I have been asked to write a (very) simple program for a set of Windows machines (XP I think) - so simple that the choice of language isn't really an issue. However, I want to be able to distribute a binary/script that will run straight away on the Windows machine, without the need to pre-install any interpretor or virtual machine. I'm developing on a Linux machine and I have no idea what languages Windows supports 'out of the box'. Can anyone advise?
For example
- Perl would be great but I don't believe windows machines come with Perl pre-installed? Asking the user to install Perl to use my script is not acceptable.
- I believe Python has the same problem? (although maybe I can use the PyInstaller? -- as in this question)
- Likewise Java? Is the virtual machine pre-installed on most Windows distributions? (I understand it got removed after a dispute with Sun Microsystems?)
The only option I can think of so far is
- c/c++ with MinGW cross-compiler.
While I'm happy to write the code in c++, I wanted to check my language options first.
The only scripting languages supported out of the box are the batch interpreter, vbscript and jscript. Other than that you are into compiled languages. A good option could be C# but make sure you target the .net version that shipped with XP.

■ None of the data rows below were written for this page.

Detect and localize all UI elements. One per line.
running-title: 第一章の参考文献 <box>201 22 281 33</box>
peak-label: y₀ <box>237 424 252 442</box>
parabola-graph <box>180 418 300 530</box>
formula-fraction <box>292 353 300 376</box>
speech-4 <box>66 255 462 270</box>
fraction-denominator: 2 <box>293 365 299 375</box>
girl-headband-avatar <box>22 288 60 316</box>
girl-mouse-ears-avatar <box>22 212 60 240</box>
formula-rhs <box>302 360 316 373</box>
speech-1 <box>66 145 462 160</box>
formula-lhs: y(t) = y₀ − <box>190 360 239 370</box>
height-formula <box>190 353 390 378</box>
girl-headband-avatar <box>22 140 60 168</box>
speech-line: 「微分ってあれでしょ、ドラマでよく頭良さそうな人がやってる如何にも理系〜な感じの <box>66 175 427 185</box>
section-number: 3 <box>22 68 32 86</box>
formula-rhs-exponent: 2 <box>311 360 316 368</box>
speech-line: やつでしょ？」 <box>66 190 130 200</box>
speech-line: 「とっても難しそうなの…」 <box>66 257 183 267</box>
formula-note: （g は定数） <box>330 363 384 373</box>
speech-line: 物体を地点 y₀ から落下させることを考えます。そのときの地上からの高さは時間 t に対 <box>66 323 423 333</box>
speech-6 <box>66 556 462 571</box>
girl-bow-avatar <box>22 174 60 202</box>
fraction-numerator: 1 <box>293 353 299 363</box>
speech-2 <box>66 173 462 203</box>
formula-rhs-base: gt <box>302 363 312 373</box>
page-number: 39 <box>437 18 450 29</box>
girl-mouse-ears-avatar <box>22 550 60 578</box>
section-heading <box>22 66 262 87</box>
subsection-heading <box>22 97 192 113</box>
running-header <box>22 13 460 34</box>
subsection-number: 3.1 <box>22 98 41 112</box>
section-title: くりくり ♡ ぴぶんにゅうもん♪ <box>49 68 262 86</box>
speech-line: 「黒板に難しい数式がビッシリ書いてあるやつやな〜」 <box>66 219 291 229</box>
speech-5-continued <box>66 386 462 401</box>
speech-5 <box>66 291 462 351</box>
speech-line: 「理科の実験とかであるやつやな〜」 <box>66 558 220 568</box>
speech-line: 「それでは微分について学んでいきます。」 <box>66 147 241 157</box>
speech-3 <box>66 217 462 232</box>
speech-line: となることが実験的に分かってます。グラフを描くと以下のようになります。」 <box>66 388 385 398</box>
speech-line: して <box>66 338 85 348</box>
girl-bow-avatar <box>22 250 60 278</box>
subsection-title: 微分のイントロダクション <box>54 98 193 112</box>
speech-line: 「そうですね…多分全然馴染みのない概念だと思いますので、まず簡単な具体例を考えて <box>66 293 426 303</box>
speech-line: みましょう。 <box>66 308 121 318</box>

Delphi and Lazarus/FreePascal generate native applications that don't even need on MSVCRT
Some of the other systems have requirements on relatively new MSVCRT versions that might be a burden on older windows versions.
However recent Lazarus and Delphi versions stop supporting windows NT4 and Win9x, with win2000 in a gray area (not supported but works afaik)
Having an internal win32/64 linker makes it also an excellent choice for crosscompiling from *nix to Windows.
Any language which compiled to pure native assembly (without special run-time dependencies) should be fine. For example: many C variations (but not all), Microsoft Visual C++, Microsoft Visual Basic 6, OCaml, Haskell and more.
Requiring the .NET Framework (which gives you also C#, VB.NET and F#) is reasonable, and also JVM is pretty standard (and so you get Java, Closure and Scala).
I don't think that Java comes pre-installed on Windows.
I'm not using Windows for some years now, but if I correctly remember you can develop scripts with VBScript or JScript and deploy them without need for clients to install anything.